Exposition au 104 PARIS de Dominique Dalcan

Installation mêlant textes, vidéos, enregistrements audio et performance.

Le projet Last Night a Woman save my Life prend racine dans la biographie personnelle du plasticien sonore Dominique Dalcan. En effet, l’artiste français internationalement reconnu (qui a été, entre autre, lauréat des Victoires de la Musique édition 2018 en catégorie électronique) est natif de Beyrouth. À sa naissance, le Liban connaît depuis plusieurs années une situation de crise qui entraîne son exil, étant encore nouveau-né. Ce projet marque donc le retour vers les racines de Dominique Dalcan, l’occasion de créer sur et avec le Liban, ainsi que le fruit de ses réflexions sur la domiciliation et le processus de construction d’un folklore personnel.

Il est également le reflet de sa démarche artistique qui se déploie sur différents media. En effet, à l’instar de son dernier projet expérimental «Temperance», Last Night a Woman save my Life est une création transdisciplinaire, entremêlant installation (vidéo, enregistrements audio, textes), production d’un
disque et performance live (concert). Confirmant le tournant opéré depuis sa création Temperance, d’une formalisation plus plastique et spatiale de son travail, le projet Last Night a Woman save my Life constitue à ce jour le volet le plus abouti en ce sens.

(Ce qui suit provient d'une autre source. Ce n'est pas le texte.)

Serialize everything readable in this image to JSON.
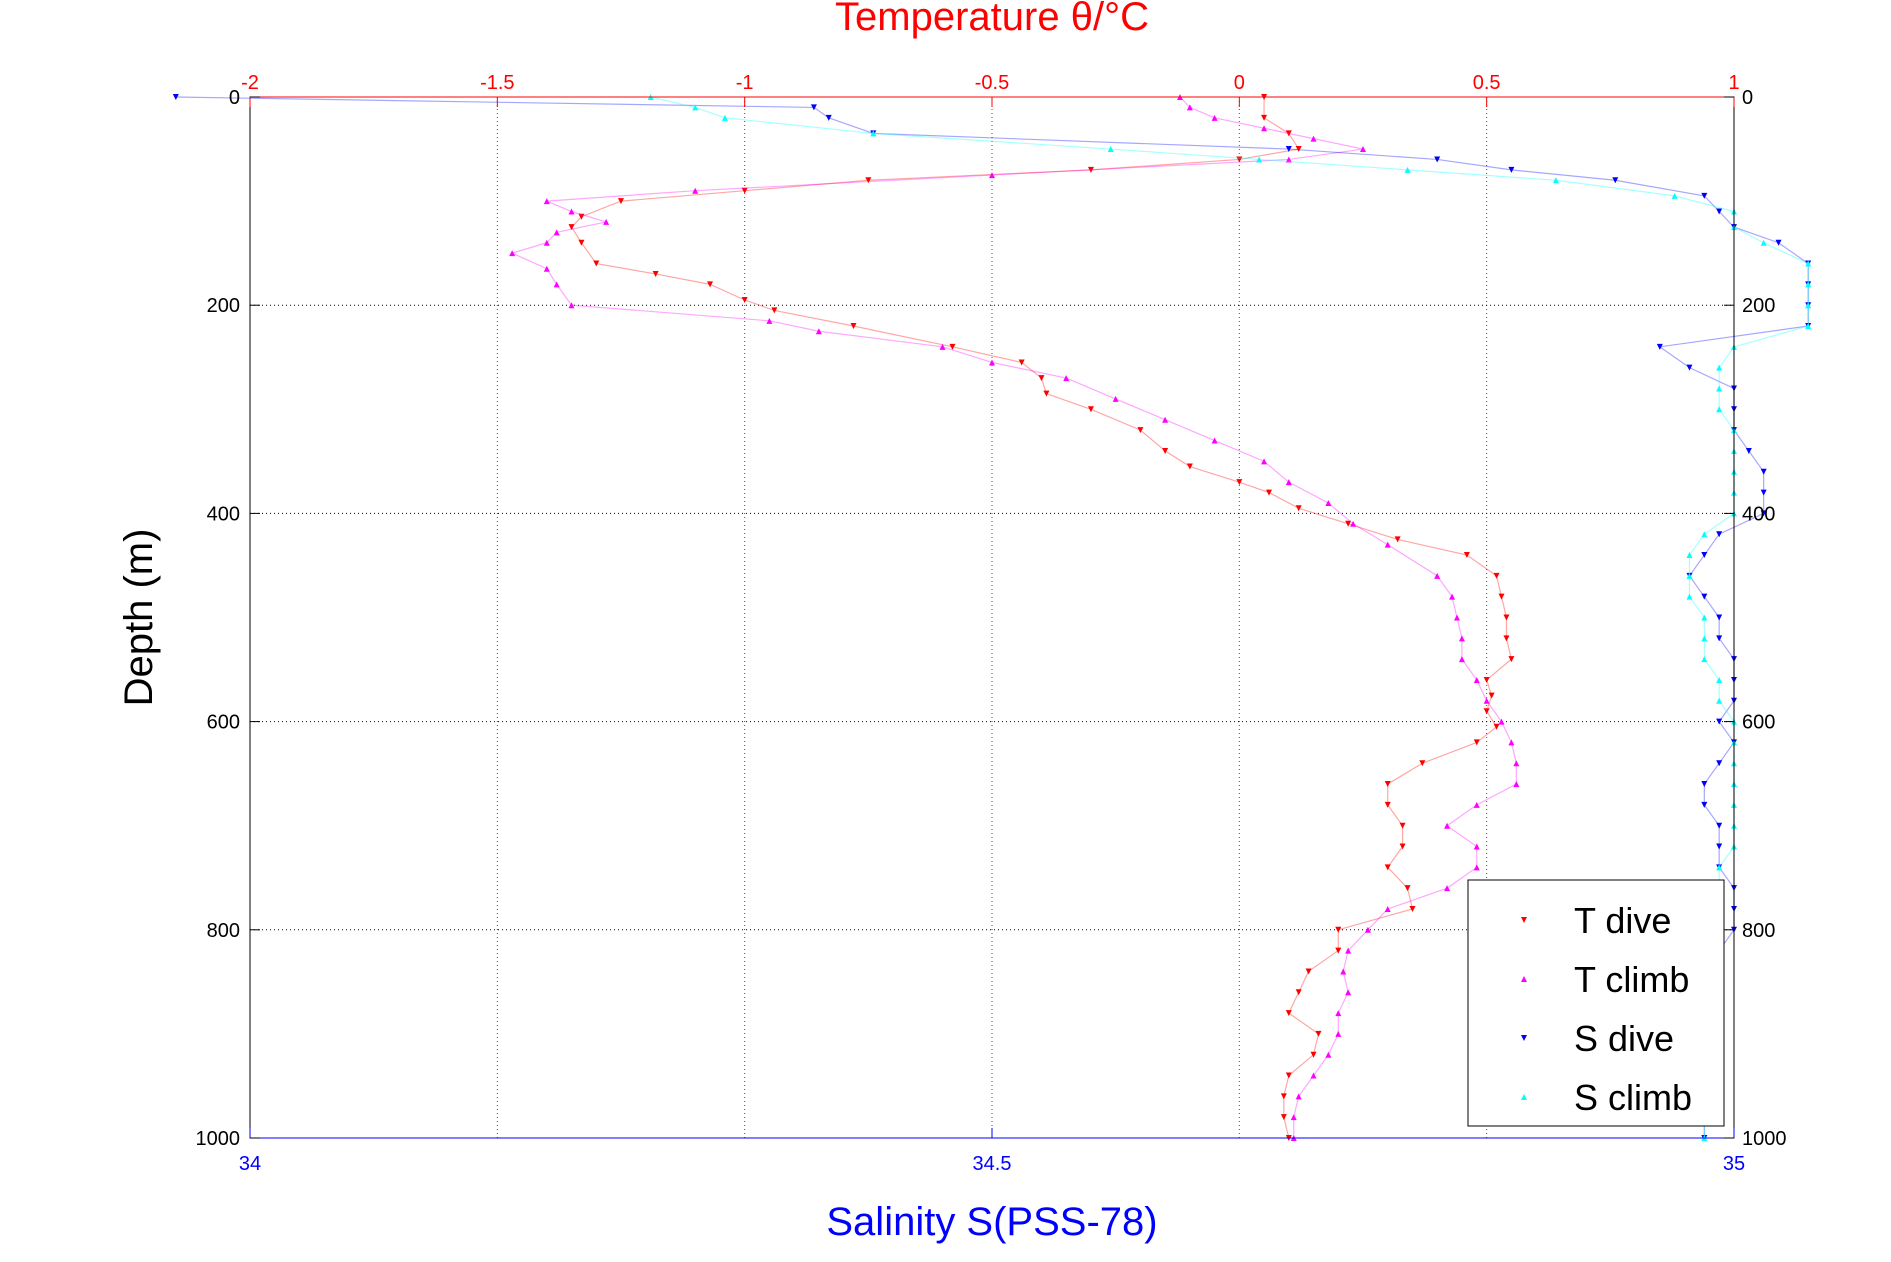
{
  "colors": {
    "temperature_axis": "#ff0000",
    "salinity_axis": "#0000ff",
    "depth_axis": "#000000",
    "t_dive": "#ff0000",
    "t_climb": "#ff00ff",
    "s_dive": "#0000ff",
    "s_climb": "#00ffff",
    "grid": "#000000",
    "vgrid": "#ff0000"
  },
  "chart_data": {
    "type": "scatter",
    "title": "Temperature θ/°C",
    "xlabel": "Salinity S(PSS-78)",
    "ylabel": "Depth (m)",
    "x_top": {
      "label": "Temperature θ/°C",
      "lim": [
        -2,
        1
      ],
      "ticks": [
        -2,
        -1.5,
        -1,
        -0.5,
        0,
        0.5,
        1
      ],
      "tick_labels": [
        "-2",
        "-1.5",
        "-1",
        "-0.5",
        "0",
        "0.5",
        "1"
      ]
    },
    "x_bottom": {
      "label": "Salinity S(PSS-78)",
      "lim": [
        34,
        35
      ],
      "ticks": [
        34,
        34.5,
        35
      ],
      "tick_labels": [
        "34",
        "34.5",
        "35"
      ]
    },
    "y": {
      "label": "Depth (m)",
      "lim": [
        0,
        1000
      ],
      "reversed": true,
      "ticks": [
        0,
        200,
        400,
        600,
        800,
        1000
      ],
      "tick_labels": [
        "0",
        "200",
        "400",
        "600",
        "800",
        "1000"
      ]
    },
    "grid": true,
    "legend": {
      "position": "bottom-right",
      "entries": [
        "T dive",
        "T climb",
        "S dive",
        "S climb"
      ]
    },
    "series": [
      {
        "name": "T dive",
        "axis": "temperature",
        "marker": "triangle-down",
        "depth": [
          0,
          20,
          35,
          50,
          60,
          70,
          80,
          90,
          100,
          115,
          125,
          140,
          160,
          170,
          180,
          195,
          205,
          220,
          240,
          255,
          270,
          285,
          300,
          320,
          340,
          355,
          370,
          380,
          395,
          410,
          425,
          440,
          460,
          480,
          500,
          520,
          540,
          560,
          575,
          590,
          605,
          620,
          640,
          660,
          680,
          700,
          720,
          740,
          760,
          780,
          800,
          820,
          840,
          860,
          880,
          900,
          920,
          940,
          960,
          980,
          1000
        ],
        "x": [
          0.05,
          0.05,
          0.1,
          0.12,
          0.0,
          -0.3,
          -0.75,
          -1.0,
          -1.25,
          -1.33,
          -1.35,
          -1.33,
          -1.3,
          -1.18,
          -1.07,
          -1.0,
          -0.94,
          -0.78,
          -0.58,
          -0.44,
          -0.4,
          -0.39,
          -0.3,
          -0.2,
          -0.15,
          -0.1,
          0.0,
          0.06,
          0.12,
          0.22,
          0.32,
          0.46,
          0.52,
          0.53,
          0.54,
          0.54,
          0.55,
          0.5,
          0.51,
          0.5,
          0.52,
          0.48,
          0.37,
          0.3,
          0.3,
          0.33,
          0.33,
          0.3,
          0.34,
          0.35,
          0.2,
          0.2,
          0.14,
          0.12,
          0.1,
          0.16,
          0.15,
          0.1,
          0.09,
          0.09,
          0.1
        ]
      },
      {
        "name": "T climb",
        "axis": "temperature",
        "marker": "triangle-up",
        "depth": [
          0,
          10,
          20,
          30,
          40,
          50,
          60,
          75,
          90,
          100,
          110,
          120,
          130,
          140,
          150,
          165,
          180,
          200,
          215,
          225,
          240,
          255,
          270,
          290,
          310,
          330,
          350,
          370,
          390,
          410,
          430,
          460,
          480,
          500,
          520,
          540,
          560,
          580,
          600,
          620,
          640,
          660,
          680,
          700,
          720,
          740,
          760,
          780,
          800,
          820,
          840,
          860,
          880,
          900,
          920,
          940,
          960,
          980,
          1000
        ],
        "x": [
          -0.12,
          -0.1,
          -0.05,
          0.05,
          0.15,
          0.25,
          0.1,
          -0.5,
          -1.1,
          -1.4,
          -1.35,
          -1.28,
          -1.38,
          -1.4,
          -1.47,
          -1.4,
          -1.38,
          -1.35,
          -0.95,
          -0.85,
          -0.6,
          -0.5,
          -0.35,
          -0.25,
          -0.15,
          -0.05,
          0.05,
          0.1,
          0.18,
          0.23,
          0.3,
          0.4,
          0.43,
          0.44,
          0.45,
          0.45,
          0.48,
          0.5,
          0.53,
          0.55,
          0.56,
          0.56,
          0.48,
          0.42,
          0.48,
          0.48,
          0.42,
          0.3,
          0.26,
          0.22,
          0.21,
          0.22,
          0.2,
          0.2,
          0.18,
          0.15,
          0.12,
          0.11,
          0.11
        ]
      },
      {
        "name": "S dive",
        "axis": "salinity",
        "marker": "triangle-down",
        "depth": [
          0,
          10,
          20,
          35,
          50,
          60,
          70,
          80,
          95,
          110,
          125,
          140,
          160,
          180,
          200,
          220,
          240,
          260,
          280,
          300,
          320,
          340,
          360,
          380,
          400,
          420,
          440,
          460,
          480,
          500,
          520,
          540,
          560,
          580,
          600,
          620,
          640,
          660,
          680,
          700,
          720,
          740,
          760,
          780,
          800,
          820,
          840,
          860,
          880,
          900,
          920,
          940,
          960,
          980,
          1000
        ],
        "x": [
          33.95,
          34.38,
          34.39,
          34.42,
          34.7,
          34.8,
          34.85,
          34.92,
          34.98,
          34.99,
          35.0,
          35.03,
          35.05,
          35.05,
          35.05,
          35.05,
          34.95,
          34.97,
          35.0,
          35.0,
          35.0,
          35.01,
          35.02,
          35.02,
          35.02,
          34.99,
          34.98,
          34.97,
          34.98,
          34.99,
          34.99,
          35.0,
          35.0,
          35.0,
          34.99,
          35.0,
          34.99,
          34.98,
          34.98,
          34.99,
          34.99,
          34.99,
          35.0,
          35.0,
          35.0,
          34.99,
          34.99,
          34.99,
          34.98,
          34.98,
          34.98,
          34.99,
          34.98,
          34.98,
          34.98
        ]
      },
      {
        "name": "S climb",
        "axis": "salinity",
        "marker": "triangle-up",
        "depth": [
          0,
          10,
          20,
          35,
          50,
          60,
          70,
          80,
          95,
          110,
          125,
          140,
          160,
          180,
          200,
          220,
          240,
          260,
          280,
          300,
          320,
          340,
          360,
          380,
          400,
          420,
          440,
          460,
          480,
          500,
          520,
          540,
          560,
          580,
          600,
          620,
          640,
          660,
          680,
          700,
          720,
          740,
          760,
          780,
          800,
          820,
          840,
          860,
          880,
          900,
          920,
          940,
          960,
          980,
          1000
        ],
        "x": [
          34.27,
          34.3,
          34.32,
          34.42,
          34.58,
          34.68,
          34.78,
          34.88,
          34.96,
          35.0,
          35.0,
          35.02,
          35.05,
          35.05,
          35.05,
          35.05,
          35.0,
          34.99,
          34.99,
          34.99,
          35.0,
          35.0,
          35.0,
          35.0,
          35.0,
          34.98,
          34.97,
          34.97,
          34.97,
          34.98,
          34.98,
          34.98,
          34.99,
          34.99,
          35.0,
          35.0,
          35.0,
          35.0,
          35.0,
          35.0,
          35.0,
          34.99,
          34.99,
          34.98,
          34.98,
          34.98,
          34.98,
          34.98,
          34.98,
          34.98,
          34.98,
          34.98,
          34.98,
          34.98,
          34.98
        ]
      }
    ]
  }
}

L’installation, sous sa forme présentée au Centquatre-Paris en 2020 se compose de plusieurs éléments : un espace central, composé de trois écrans vidéo-projetés, de quatre points d’écoute
(permettant une mise en espace du son), de photographies et de textes, disposés au sol; et, en marge
de cet espace principal, un dôme géodésique en bois, présentant une autre vidéo. Cette dernière a été réalisée en 2016 avec une sculpture du plasticien Julien Salaud, sur le thème du rapport de l’homme à son environnement, dans notre contexte anthropocènique.

Les autre photos, enregistrements audio et vidéos exposés sont issus de multiples voyages au Liban, de
la rencontre avec ses habitants ainsi que de documents administratifs relatifs à la recherche identitaire de l’artiste. Rassemblant ces différents fragments mnésiques, aux statuts différents, Dominique Dalcan les assemblent dans un geste révélateur de la construction de soi que chacun opère, de l’élaboration d’une histoire personnelle et collective, avec la dimension fictionnelle qui s’y rattache.

Cette installation se vit comme un environnement immersif, au sein duquel le spectateur est invité
à déambuler, se créant ainsi son propre parcours auditif. En effet, le dispositif sonore, composé de
quatre enceintes diffusant des sons distincts, est donc spatialisé, et permet au public d’apprécier un parcours audio unique au gré des déplacements. Les voix et témoignages s’entrecroisent et se mélangent, matérialisant une narration à voix multiples, à l’instar d’une mémoire collective.

Enfin, cette installation sera activée prochainement en live par l’artiste, sous la forme d’une performance sonore. Menée en collaboration avec plusieurs musiciennes et chanteuses du monde arabe, cette performance est composée de chants (français, anglais, arabe), sur des sonorités faisant cohabiter des instruments acoustiques du Proche-Orient avec les textures électroniques affirmées qui sont devenues

la marque de fabrique de Dominique Dalcan. C’est un artiste d’aujourd’hui dont la pratique inclut photographie, vidéo et installation. Développant une œuvre incarnée par les enjeux socioculturels, les oeuvres de Dominique Dalcan questionnent la place des images dans la construction et déconstruction

des regards sur le territoire (géographique, corporel, émotionnel et politique).